Just below the summit, we scrambled past enormous boulders to an unhappy sight—a small group of beautiful aspens in big trouble.
As curator of woody plants at the Chicago Botanic Garden, I’m interested in what’s happening to quaking aspen (Populus tremuloides) because the trees have become increasingly threatened by geologic disturbance and climate change. The Garden is part of a research group that’s working to collect root pieces and other genetic material from the aspens in the Chisos Mountains of west Texas; the material will allow us to raise the trees in cultivation and then plant new ones in the wild. The quaking aspens project is just one part of a broader Garden goal to protect species and promote biodiversity.
As part of the initiative, I met with Adam Black, director of horticulture at the famed Peckerwood Garden in Hempstead, Texas. Adam is a plant geek at heart and knows the Chisos Mountains intimately from 20-plus years of exploring there. He put together the collaboration between the Chicago Botanic Garden, Peckerwood Garden, the National Park Service, and the University of Florida School of Forest Resources and Conservation.
In mid-February, Adam and I began the long, steep trek toward Emory Peak, in Big Bend National Park, gaining about 1,800 feet of elevation in 4 miles. Passing through Laguna Meadows, I first glimpsed the stunning white bark of the aspens growing out of enormous boulders above us. Adam and I dropped our packs and scrambled across the boulder field, photographing the terrain and aspens as went.
When we reached the trees, it quickly became clear that this grove of aspens was unlike any other I had seen before. Aspens usually grow in enormous clonal groves, which means that the trees are essentially a single plant, connected by one elaborate root system. The grove below Emory Peak includes only 40 trees or so, in poor health. Jason Smith, Ph.D., forest pathologist at the University of Florida in Gainesville, believes that the trees are under stress from the radiant heat of the rocks in which they are growing. When the trees grow to about 25 feet high, they get a canker disease—a fungal infection—and quickly die.

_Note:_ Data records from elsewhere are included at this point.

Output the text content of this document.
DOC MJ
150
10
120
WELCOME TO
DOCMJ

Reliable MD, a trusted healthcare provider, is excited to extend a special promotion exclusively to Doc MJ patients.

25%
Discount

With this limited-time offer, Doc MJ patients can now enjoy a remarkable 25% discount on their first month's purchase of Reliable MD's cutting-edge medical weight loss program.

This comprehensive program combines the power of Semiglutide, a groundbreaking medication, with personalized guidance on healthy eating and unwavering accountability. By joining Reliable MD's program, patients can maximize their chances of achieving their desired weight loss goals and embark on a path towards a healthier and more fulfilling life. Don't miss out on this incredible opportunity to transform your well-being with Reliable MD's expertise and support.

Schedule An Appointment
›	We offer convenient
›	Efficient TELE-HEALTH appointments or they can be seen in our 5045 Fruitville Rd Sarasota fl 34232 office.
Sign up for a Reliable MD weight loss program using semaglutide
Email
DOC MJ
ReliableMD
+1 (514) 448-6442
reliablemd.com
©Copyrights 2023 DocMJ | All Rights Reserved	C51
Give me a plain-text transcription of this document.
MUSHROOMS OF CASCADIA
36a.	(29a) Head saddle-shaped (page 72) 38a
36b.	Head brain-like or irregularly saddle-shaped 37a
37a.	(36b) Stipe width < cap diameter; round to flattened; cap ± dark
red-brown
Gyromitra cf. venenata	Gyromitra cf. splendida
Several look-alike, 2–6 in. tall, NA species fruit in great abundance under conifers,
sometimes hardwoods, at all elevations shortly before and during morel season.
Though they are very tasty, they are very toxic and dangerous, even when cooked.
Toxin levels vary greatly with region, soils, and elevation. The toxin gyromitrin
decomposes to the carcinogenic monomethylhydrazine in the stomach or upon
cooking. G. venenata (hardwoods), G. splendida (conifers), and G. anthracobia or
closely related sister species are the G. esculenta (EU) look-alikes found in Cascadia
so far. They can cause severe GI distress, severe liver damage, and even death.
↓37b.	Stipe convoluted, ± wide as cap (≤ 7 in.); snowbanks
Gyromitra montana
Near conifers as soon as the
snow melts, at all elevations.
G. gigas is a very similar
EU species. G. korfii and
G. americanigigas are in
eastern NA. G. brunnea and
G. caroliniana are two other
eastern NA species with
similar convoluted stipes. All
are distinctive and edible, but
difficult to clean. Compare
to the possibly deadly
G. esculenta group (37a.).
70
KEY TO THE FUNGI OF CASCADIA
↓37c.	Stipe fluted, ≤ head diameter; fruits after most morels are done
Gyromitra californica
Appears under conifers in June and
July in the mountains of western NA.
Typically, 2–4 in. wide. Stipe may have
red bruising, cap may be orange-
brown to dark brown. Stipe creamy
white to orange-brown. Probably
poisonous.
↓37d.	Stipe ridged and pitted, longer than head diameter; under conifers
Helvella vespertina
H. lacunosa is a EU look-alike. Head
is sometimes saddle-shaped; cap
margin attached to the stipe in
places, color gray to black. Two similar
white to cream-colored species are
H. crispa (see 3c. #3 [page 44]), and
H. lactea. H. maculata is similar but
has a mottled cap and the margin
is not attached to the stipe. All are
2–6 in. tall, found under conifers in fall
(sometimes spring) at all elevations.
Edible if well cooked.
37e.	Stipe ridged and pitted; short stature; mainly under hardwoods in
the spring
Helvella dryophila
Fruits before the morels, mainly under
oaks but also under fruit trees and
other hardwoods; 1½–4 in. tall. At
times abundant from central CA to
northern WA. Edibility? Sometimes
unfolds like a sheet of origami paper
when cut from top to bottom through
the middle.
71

Adam and I collected root pieces and shoots from six separate trees in the grove, all good genetic material that will allow us to cultivate the plants. Reaching the roots was no easy task. The aspens are growing in the remains of what appears to be a major rock collapse from an igneous intrusion, or rock formed from intense heat that has crystalized into molten magna. While most aspen colonies spread upward from roots in less than 18 inches of soil, these trees grow through several feet of stacked boulders. As we moved from tree to tree, I struggled to keep my footing on the shaky boulders and tried not to cause a rock slide down the mountain.
With GPS data and root sections in hand, Adam and I climbed up to the mountain’s East Rim, where we were rewarded with stunning views of the Chisos Mountains, canyons carved out by the Rio Grande River and Maderas Del Carmen Reserve in northern Mexico. The next morning, camping on the mountain rim, watching the sunrise cascading across the United States-Mexico border, I forgot about the 8-mile descent ahead of me until it was time to pack up and go. During the hike down, Adam and I stopped by the second group of quaking aspens that we’re studying; a month earlier, Adam and Dr. Smith had collected root pieces from the trees for propagation.
After the team cultivates new plants from the genetic material we collected, the trees will be distributed to botanic gardens and arboreta across the country and added to the institutions’ conservation collections. The team is also doing genetic testing on the Chisos Mountains trees to determine how they relate to other aspen populations.